Before yesterday, the two proposals were architecturally different in
a way that mattered.    After yesterday, the proponents of one of the
two proposals have agreed to adopt the (implied) architecture of the
other proposal (have a TLV framing protocol within the byte stream
carried by TCP).

And I believe maybe, depending on how the WG decides to answer a few
more incremental questions, the proposals could move even closer
together.  Perhaps even so close together that they could interoperate
with each other.  And if we can get them that close together, should
we care about the remaining differences?

It seems to me the next question we should consider is what will be
the basic starting point for the framing format.  All we've heard so
far from one side is that it will be TLV.  The other side is already a
TLV protocol of sorts, perhaps a bit more complicated than we would
like.  But at this point we need to pick one.

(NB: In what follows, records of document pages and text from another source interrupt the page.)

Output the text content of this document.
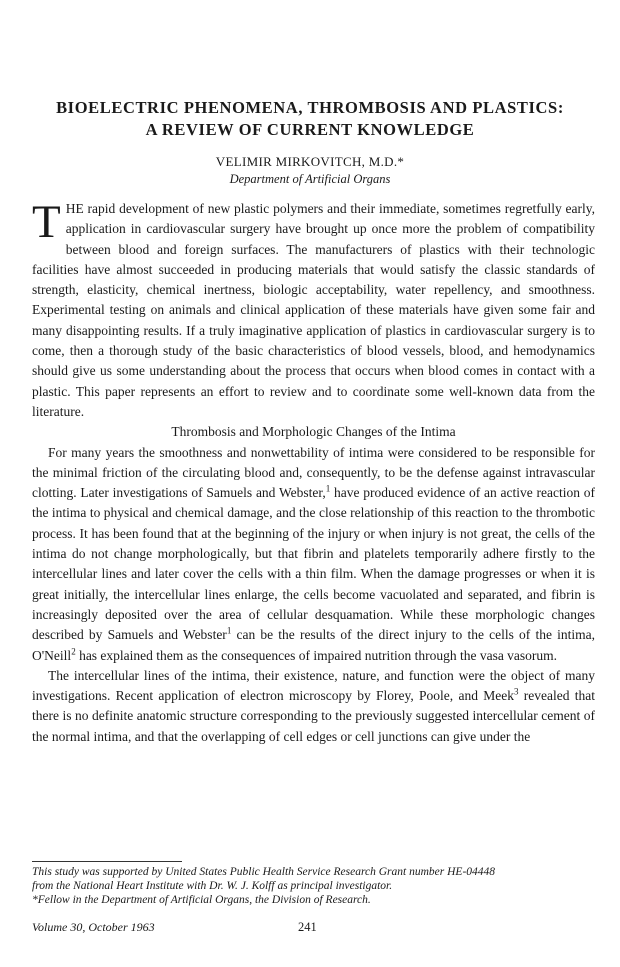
BIOELECTRIC PHENOMENA, THROMBOSIS AND PLASTICS:
A REVIEW OF CURRENT KNOWLEDGE
VELIMIR MIRKOVITCH, M.D.*
Department of Artificial Organs

THE rapid development of new plastic polymers and their immediate, sometimes regretfully early, application in cardiovascular surgery have brought up once more the problem of compatibility between blood and foreign surfaces. The manufacturers of plastics with their technologic facilities have almost succeeded in producing materials that would satisfy the classic standards of strength, elasticity, chemical inertness, biologic acceptability, water repellency, and smoothness. Experimental testing on animals and clinical application of these materials have given some fair and many disappointing results. If a truly imaginative application of plastics in cardiovascular surgery is to come, then a thorough study of the basic characteristics of blood vessels, blood, and hemodynamics should give us some understanding about the process that occurs when blood comes in contact with a plastic. This paper represents an effort to review and to coordinate some well-known data from the literature.

Thrombosis and Morphologic Changes of the Intima

For many years the smoothness and nonwettability of intima were considered to be responsible for the minimal friction of the circulating blood and, consequently, to be the defense against intravascular clotting. Later investigations of Samuels and Webster,$^1$ have produced evidence of an active reaction of the intima to physical and chemical damage, and the close relationship of this reaction to the thrombotic process. It has been found that at the beginning of the injury or when injury is not great, the cells of the intima do not change morphologically, but that fibrin and platelets temporarily adhere firstly to the intercellular lines and later cover the cells with a thin film. When the damage progresses or when it is great initially, the intercellular lines enlarge, the cells become vacuolated and separated, and fibrin is increasingly deposited over the area of cellular desquamation. While these morphologic changes described by Samuels and Webster$^1$ can be the results of the direct injury to the cells of the intima, O'Neill$^2$ has explained them as the consequences of impaired nutrition through the vasa vasorum.

The intercellular lines of the intima, their existence, nature, and function were the object of many investigations. Recent application of electron microscopy by Florey, Poole, and Meek$^3$ revealed that there is no definite anatomic structure corresponding to the previously suggested intercellular cement of the normal intima, and that the overlapping of cell edges or cell junctions can give under the

This study was supported by United States Public Health Service Research Grant number HE-04448
from the National Heart Institute with Dr. W. J. Kolff as principal investigator.
*Fellow in the Department of Artificial Organs, the Division of Research.
Volume 30, October 1963	241
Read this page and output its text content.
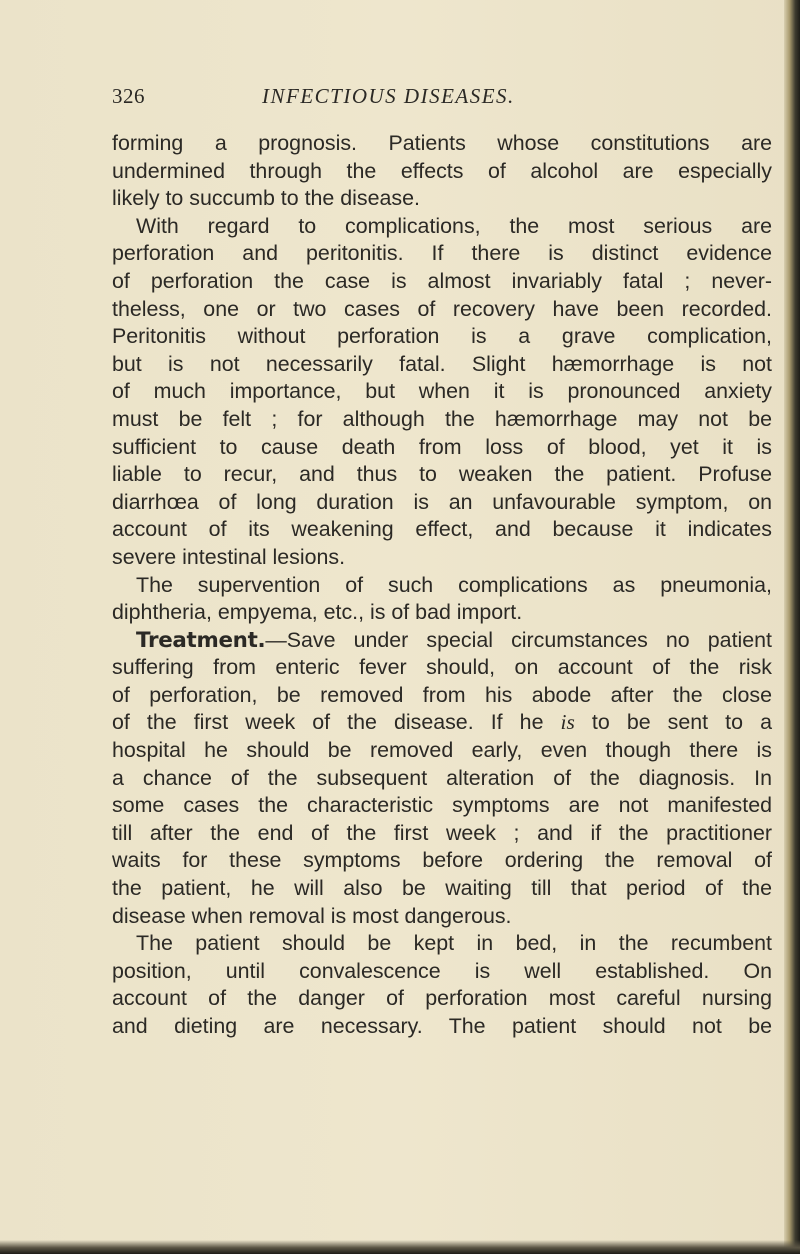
326	INFECTIOUS DISEASES.
forming a prognosis. Patients whose constitutions are
undermined through the effects of alcohol are especially
likely to succumb to the disease.
With regard to complications, the most serious are
perforation and peritonitis. If there is distinct evidence
of perforation the case is almost invariably fatal ; never-
theless, one or two cases of recovery have been recorded.
Peritonitis without perforation is a grave complication,
but is not necessarily fatal. Slight hæmorrhage is not
of much importance, but when it is pronounced anxiety
must be felt ; for although the hæmorrhage may not be
sufficient to cause death from loss of blood, yet it is
liable to recur, and thus to weaken the patient. Profuse
diarrhœa of long duration is an unfavourable symptom, on
account of its weakening effect, and because it indicates
severe intestinal lesions.
The supervention of such complications as pneumonia,
diphtheria, empyema, etc., is of bad import.
Treatment.—Save under special circumstances no patient
suffering from enteric fever should, on account of the risk
of perforation, be removed from his abode after the close
of the first week of the disease. If he is to be sent to a
hospital he should be removed early, even though there is
a chance of the subsequent alteration of the diagnosis. In
some cases the characteristic symptoms are not manifested
till after the end of the first week ; and if the practitioner
waits for these symptoms before ordering the removal of
the patient, he will also be waiting till that period of the
disease when removal is most dangerous.
The patient should be kept in bed, in the recumbent
position, until convalescence is well established. On
account of the danger of perforation most careful nursing
and dieting are necessary. The patient should not be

In order to move the proposals even closer together, it might make
sense to pick the same framing format for both proposals.  And if we
pick as a starting point for the framing protocol implied by TLS's
framing, then we do the tweaks that Tero mentioned are needed to
handle some corner cases in TCP (work which would probably be pretty
much the same for both protocols), then the two proposals are even
closer together.

Then we just need to figure out the key exchange protocol and crypto
to be carried in this framing protocol.  If we can get the two sides
to agree on this, we achieve interoperability.  In the TLS case, I
believe it was mentioned that we would select a profile of TLS.  If
that profile of TLS results in something thin enough, then maybe it
would be amenable to being implemented in an elegant and clean library
that would be less objectionable to link into a kernel.

So then what we would be left with would be two different ways of
thinking about and implementing what is, on the wire, the same
protocol, with two different stories about what is going on.  But if
the two different kinds of implementation interoperate, then we don't
have to pick between them.  We can declare the resulting protocol
"tcpinc" and both can be deployed.   (And we'll have two different
implementations that interoprate!)

Any hope of the fantasy I've outlined above becoming reality?